If we wanted to extrapolate the trajectory forward from the event or
censoring time for each individual, then this can be easily achieved by
specifying extrapolate = TRUE in the
posterior_traj call. For example, here is the plot for log
serum bilirubin with extrapolation:
p3 <- posterior_traj(mod3, m = 1, ids = 6:8, extrapolate = TRUE)
pp3 <- plot(p3, plot_observed = TRUE, vline = TRUE)
pp3and for serum albumin with extrapolation:
p4 <- posterior_traj(mod3, m = 2, ids = 6:8, extrapolate = TRUE)
pp4 <- plot(p4, plot_observed = TRUE, vline = TRUE)
pp4Here, we included the vline = TRUE which adds a vertical
dashed line at the timing of the individual’s event or censoring time.
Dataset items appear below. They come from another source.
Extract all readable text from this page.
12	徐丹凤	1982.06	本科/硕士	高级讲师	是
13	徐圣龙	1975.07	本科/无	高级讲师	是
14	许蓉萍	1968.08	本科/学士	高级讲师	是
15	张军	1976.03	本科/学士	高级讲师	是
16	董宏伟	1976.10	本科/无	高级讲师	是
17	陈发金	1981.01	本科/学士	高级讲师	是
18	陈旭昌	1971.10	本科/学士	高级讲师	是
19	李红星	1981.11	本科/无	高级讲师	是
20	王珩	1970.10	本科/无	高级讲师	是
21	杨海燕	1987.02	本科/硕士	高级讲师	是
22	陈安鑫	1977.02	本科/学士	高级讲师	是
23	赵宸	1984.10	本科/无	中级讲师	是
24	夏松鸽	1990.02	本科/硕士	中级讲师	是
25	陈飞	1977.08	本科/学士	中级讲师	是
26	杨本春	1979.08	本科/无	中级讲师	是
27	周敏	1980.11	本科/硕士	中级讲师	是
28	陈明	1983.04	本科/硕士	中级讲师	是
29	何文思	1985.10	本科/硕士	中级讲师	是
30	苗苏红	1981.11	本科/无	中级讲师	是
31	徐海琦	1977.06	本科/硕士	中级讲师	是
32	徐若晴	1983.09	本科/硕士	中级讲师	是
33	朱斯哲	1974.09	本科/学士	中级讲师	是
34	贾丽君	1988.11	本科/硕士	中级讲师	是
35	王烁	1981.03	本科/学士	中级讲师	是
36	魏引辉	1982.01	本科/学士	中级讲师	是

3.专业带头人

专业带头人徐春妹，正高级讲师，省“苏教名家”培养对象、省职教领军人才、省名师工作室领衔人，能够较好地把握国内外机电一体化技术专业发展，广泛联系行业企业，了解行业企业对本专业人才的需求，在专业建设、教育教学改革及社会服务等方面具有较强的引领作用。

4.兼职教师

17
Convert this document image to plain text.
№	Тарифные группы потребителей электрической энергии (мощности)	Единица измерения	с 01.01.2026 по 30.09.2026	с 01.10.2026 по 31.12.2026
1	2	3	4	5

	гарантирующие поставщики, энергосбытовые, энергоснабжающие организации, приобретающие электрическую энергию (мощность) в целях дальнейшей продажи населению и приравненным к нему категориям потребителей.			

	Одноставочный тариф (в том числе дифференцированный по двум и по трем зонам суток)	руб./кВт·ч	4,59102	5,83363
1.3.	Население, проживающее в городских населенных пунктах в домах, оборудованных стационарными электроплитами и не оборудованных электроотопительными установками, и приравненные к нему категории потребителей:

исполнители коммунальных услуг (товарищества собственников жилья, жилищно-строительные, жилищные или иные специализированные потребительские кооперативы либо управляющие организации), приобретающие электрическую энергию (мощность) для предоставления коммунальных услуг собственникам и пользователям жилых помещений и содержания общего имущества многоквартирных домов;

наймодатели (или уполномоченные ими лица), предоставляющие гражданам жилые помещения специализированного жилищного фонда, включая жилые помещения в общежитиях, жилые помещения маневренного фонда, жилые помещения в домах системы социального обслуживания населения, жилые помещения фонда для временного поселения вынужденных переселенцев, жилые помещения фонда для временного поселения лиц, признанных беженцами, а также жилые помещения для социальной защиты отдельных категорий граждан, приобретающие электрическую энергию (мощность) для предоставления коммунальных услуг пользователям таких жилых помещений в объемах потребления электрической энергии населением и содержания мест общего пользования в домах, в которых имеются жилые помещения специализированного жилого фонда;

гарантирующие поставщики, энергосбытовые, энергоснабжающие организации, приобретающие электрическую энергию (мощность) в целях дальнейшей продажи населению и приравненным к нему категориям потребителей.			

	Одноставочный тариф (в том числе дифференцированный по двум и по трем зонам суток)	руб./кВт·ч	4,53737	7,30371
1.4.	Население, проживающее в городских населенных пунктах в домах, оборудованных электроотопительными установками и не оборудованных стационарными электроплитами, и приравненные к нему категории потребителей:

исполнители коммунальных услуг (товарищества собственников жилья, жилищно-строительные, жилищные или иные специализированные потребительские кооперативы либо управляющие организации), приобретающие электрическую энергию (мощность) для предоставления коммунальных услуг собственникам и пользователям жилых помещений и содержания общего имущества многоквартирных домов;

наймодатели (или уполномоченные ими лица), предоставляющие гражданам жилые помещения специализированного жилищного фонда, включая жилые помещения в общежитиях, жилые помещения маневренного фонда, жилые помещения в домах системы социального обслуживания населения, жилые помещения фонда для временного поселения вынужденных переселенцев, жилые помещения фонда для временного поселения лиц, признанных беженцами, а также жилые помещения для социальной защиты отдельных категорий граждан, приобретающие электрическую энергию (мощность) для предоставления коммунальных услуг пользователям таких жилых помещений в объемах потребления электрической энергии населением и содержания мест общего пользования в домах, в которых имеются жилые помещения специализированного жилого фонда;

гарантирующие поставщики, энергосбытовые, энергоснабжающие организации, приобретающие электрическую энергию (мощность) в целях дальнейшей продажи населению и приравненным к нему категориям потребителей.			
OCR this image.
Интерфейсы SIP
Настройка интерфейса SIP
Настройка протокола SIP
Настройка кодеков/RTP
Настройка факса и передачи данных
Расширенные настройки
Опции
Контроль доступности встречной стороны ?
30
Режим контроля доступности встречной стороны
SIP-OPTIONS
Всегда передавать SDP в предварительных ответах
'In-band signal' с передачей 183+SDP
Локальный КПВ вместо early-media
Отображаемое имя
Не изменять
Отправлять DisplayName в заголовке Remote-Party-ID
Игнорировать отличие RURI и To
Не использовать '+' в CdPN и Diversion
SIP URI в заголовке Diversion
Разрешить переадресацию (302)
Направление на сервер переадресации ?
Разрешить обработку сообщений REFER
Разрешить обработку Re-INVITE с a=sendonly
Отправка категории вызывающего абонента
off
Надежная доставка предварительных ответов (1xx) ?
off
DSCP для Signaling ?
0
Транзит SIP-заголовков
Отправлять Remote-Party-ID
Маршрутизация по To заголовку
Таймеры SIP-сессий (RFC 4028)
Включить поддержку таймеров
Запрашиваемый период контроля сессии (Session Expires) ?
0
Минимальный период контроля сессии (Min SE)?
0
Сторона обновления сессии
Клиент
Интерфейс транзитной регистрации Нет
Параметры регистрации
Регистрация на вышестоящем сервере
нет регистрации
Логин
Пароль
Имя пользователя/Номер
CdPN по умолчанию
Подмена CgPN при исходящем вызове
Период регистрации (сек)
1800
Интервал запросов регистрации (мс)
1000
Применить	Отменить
The interpolation and extrapolation of the biomarker trajectory can be
further controlled through the control argument to the
posterior_traj function; for example, we could specify the
number of time points at which to predict, the distance by which to
extrapolate, and so on.
We could customize these plots further, for example, by using any of
the ggplot2 functionality or using the additional
arguments described in help(plot.predict.stanjm).
Predicted individual-specific survival curves for in-sample individuals
Predicted individual-specific survival probabilities and/or survival
curves can be obtained using the posterior_survfit
function. The function by default returns a data frame with the
individual ID, the time, and the predicted survival probability
(posterior mean and limits for the 95% credible interval). The
uncertainty level for the credible interval can be changed via the
prob argument. By default, individual-specific survival
probabilities are calculated conditional on the individual’s
last known survival time. When we are predicting survival probabilities
for individuals that were used in the estimation of the model
(i.e. in-sample individuals, where no new covariate data is provided),
then the individual’s “last known survival time” will be their event or
censoring time. (Note that if we wanted didn’t want to condition on the
individual’s last known survival time, then we could specify
condition = FALSE, but we probably wouldn’t want to do this
unless we were calculating marginal or standardised survival
probabilities, which are discussed later).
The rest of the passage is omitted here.